誰もが名前を知っている歴史上の偉人たち。でも、彼らの懐事情となると知っている人はそう多くはない。
『日本人の給与明細 古典で読み解く物価事情』(角川ソフィア文庫)の著者である山口博・富山大学名誉教授、そして歴史研究家で文教大学付属高等学校教諭の河合敦氏の協力のもと、「偉人たちの年収ランキング」を作成した。
トップ3は、織田信長(1750億円)、徳川家康(1000億円)、豊臣秀吉(555億円)の順。信長ら大名のものは石高に特別な計算を行なって算出した。やはり、三英傑と呼ばれるだけあってケタ外れの数字だ。ベスト10は4位以下、上杉謙信、武田信玄、伊達正宗、徳川光圀、石田三成、真田昌幸、藤原道長となっている。
ベスト10圏外でも特筆すべき人物はいる。
22位の大石内蔵助(3750万円)が赤穂浪士を率いて吉良上野介邸へと討ち入った時、その費用に691両(約7000万円※注)かかったとの文献が残っている。その多くは江戸、京都、大坂、赤穂と各地に散らばった同志と連絡を取るための滞在費や交通費に使われたという。
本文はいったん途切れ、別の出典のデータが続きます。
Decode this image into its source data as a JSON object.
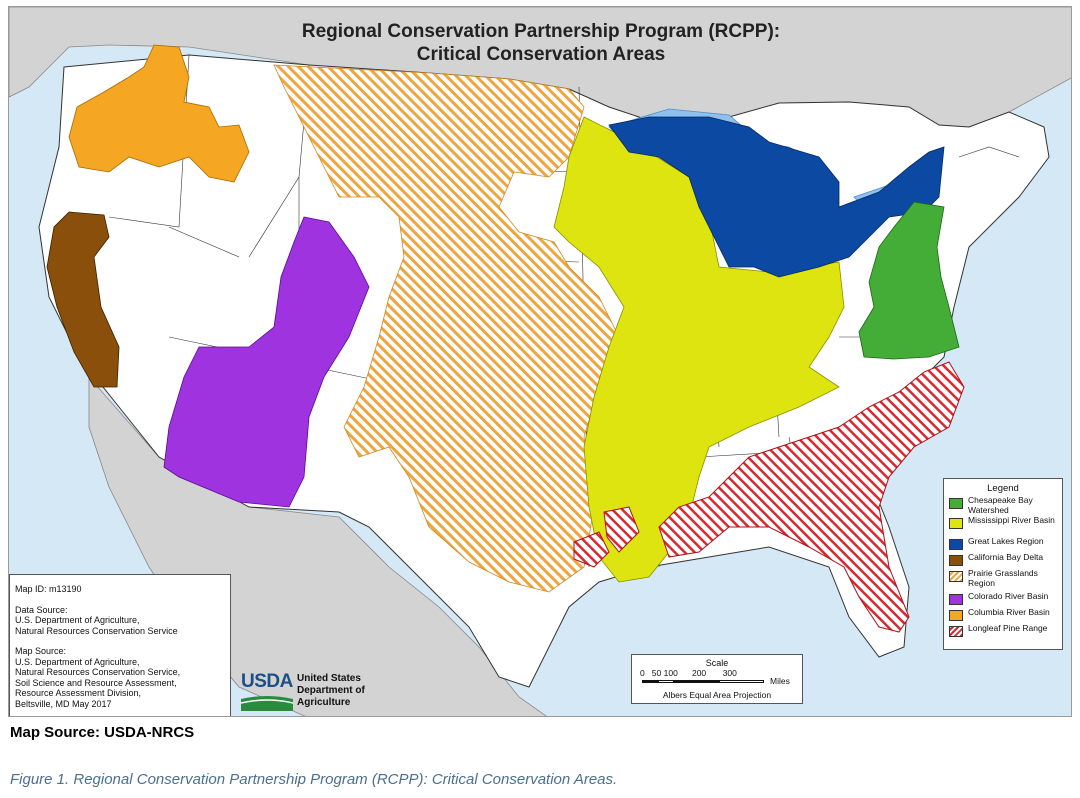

【※注/江戸初期の1両は現在の10万円、幕末の1両は現在の1万円として計算】
21位・東条英機(4800万円)や23位・山本五十六(3300万円)のように、第二次大戦期に要職に就いていた人物の給料は武将と比べると際立つものではない。
だが1943年、東条が総理大臣だった時の年収が9600円(現在の価値で約4800万円)なのに対し、公務員の1年目の年収は600円(同300万円)と、格差は約16倍もあった。
24位・近藤勇が率いた「新撰組」は役職によって金額が異なっている。河合氏が解説する。
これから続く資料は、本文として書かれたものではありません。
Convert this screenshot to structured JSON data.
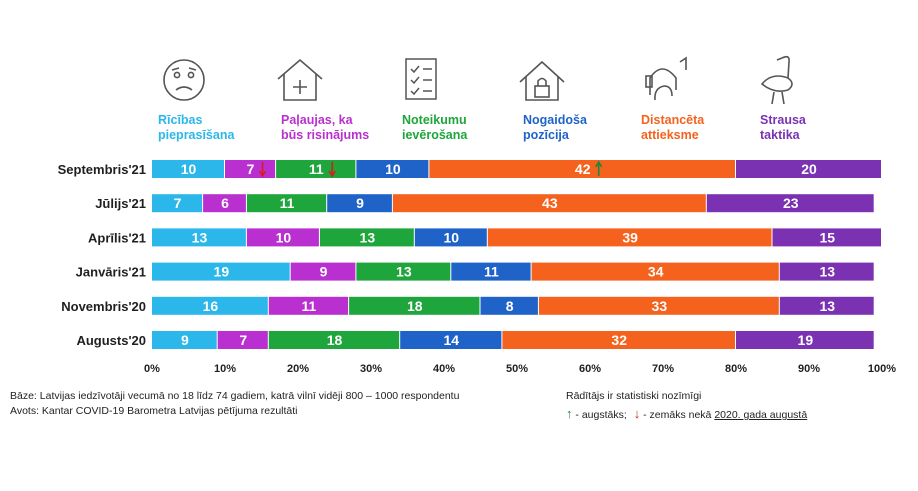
{
  "chart_data": {
    "type": "bar",
    "orientation": "horizontal",
    "stacked": true,
    "percent": true,
    "categories": [
      "Septembris'21",
      "Jūlijs'21",
      "Aprīlis'21",
      "Janvāris'21",
      "Novembris'20",
      "Augusts'20"
    ],
    "series": [
      {
        "name": "Rīcības pieprasīšana",
        "color": "#2bb7ea",
        "icon": "sad-face-icon",
        "values": [
          10,
          7,
          13,
          19,
          16,
          9
        ]
      },
      {
        "name": "Paļaujas, ka būs risinājums",
        "color": "#b92fd0",
        "icon": "house-medical-icon",
        "values": [
          7,
          6,
          10,
          9,
          11,
          7
        ]
      },
      {
        "name": "Noteikumu ievērošana",
        "color": "#1ea53b",
        "icon": "checklist-icon",
        "values": [
          11,
          11,
          13,
          13,
          18,
          18
        ]
      },
      {
        "name": "Nogaidoša pozīcija",
        "color": "#1f63c9",
        "icon": "house-lock-icon",
        "values": [
          10,
          9,
          10,
          11,
          8,
          14
        ]
      },
      {
        "name": "Distancēta attieksme",
        "color": "#f5621d",
        "icon": "headphones-person-icon",
        "values": [
          42,
          43,
          39,
          34,
          33,
          32
        ]
      },
      {
        "name": "Strausa taktika",
        "color": "#7b32b2",
        "icon": "ostrich-icon",
        "values": [
          20,
          23,
          15,
          13,
          13,
          19
        ]
      }
    ],
    "value_labels": [
      [
        "10",
        "7",
        "11",
        "10",
        "42",
        "20"
      ],
      [
        "7",
        "6",
        "11",
        "9",
        "43",
        "23"
      ],
      [
        "13",
        "10",
        "13",
        "10",
        "39",
        "15"
      ],
      [
        "19",
        "9",
        "13",
        "11",
        "34",
        "13"
      ],
      [
        "16",
        "11",
        "18",
        "8",
        "33",
        "13"
      ],
      [
        "9",
        "7",
        "18",
        "14",
        "32",
        "19"
      ]
    ],
    "significance_markers": [
      {
        "category": "Septembris'21",
        "series": "Paļaujas, ka būs risinājums",
        "direction": "down"
      },
      {
        "category": "Septembris'21",
        "series": "Noteikumu ievērošana",
        "direction": "down"
      },
      {
        "category": "Septembris'21",
        "series": "Distancēta attieksme",
        "direction": "up"
      }
    ],
    "xlim": [
      0,
      100
    ],
    "x_ticks": [
      "0%",
      "10%",
      "20%",
      "30%",
      "40%",
      "50%",
      "60%",
      "70%",
      "80%",
      "90%",
      "100%"
    ],
    "grid": false,
    "legend_position": "top"
  },
  "legend_labels": [
    [
      "Rīcības",
      "pieprasīšana"
    ],
    [
      "Paļaujas, ka",
      "būs risinājums"
    ],
    [
      "Noteikumu",
      "ievērošana"
    ],
    [
      "Nogaidoša",
      "pozīcija"
    ],
    [
      "Distancēta",
      "attieksme"
    ],
    [
      "Strausa",
      "taktika"
    ]
  ],
  "footnote": {
    "base": "Bāze: Latvijas iedzīvotāji vecumā no 18 līdz 74 gadiem, katrā vilnī vidēji 800 – 1000 respondentu",
    "source": "Avots: Kantar COVID-19 Barometra Latvijas pētījuma rezultāti"
  },
  "significance_note": {
    "title": "Rādītājs ir statistiski nozīmīgi",
    "higher": "- augstāks;",
    "lower": "- zemāks nekā",
    "reference": "2020. gada augustā"
  }
}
「隊士だった永倉新八が残した『新撰組顛末記』によれば局長は年収600両(約600万円)、副長480両、ヒラの隊士は120両となっています(初期は会津藩から、後に幕府から給料が出た)。他に、大きな手柄をあげると褒賞金が出ていました。
例えば、長州藩・土佐藩などの尊王攘夷派志士を襲撃した『池田屋事件』では、その功績により会津藩から総額500両(約500万円)、幕府から総額600両(約600万円)のボーナスを受け取っています(金額は諸説あり)」
25位は坂本龍馬。日本初の株式会社ともいわれる「海援隊」の月給は、新撰組とは対照的に身分の上下なく平等だったという。
それにしても、年収で60両(約60万円)。海援隊の前身である亀山社中時代は年38両4分(約38万4000円)だったというからそれよりはマシだが、幕末のヒーローの給料としてはいささか寂しい。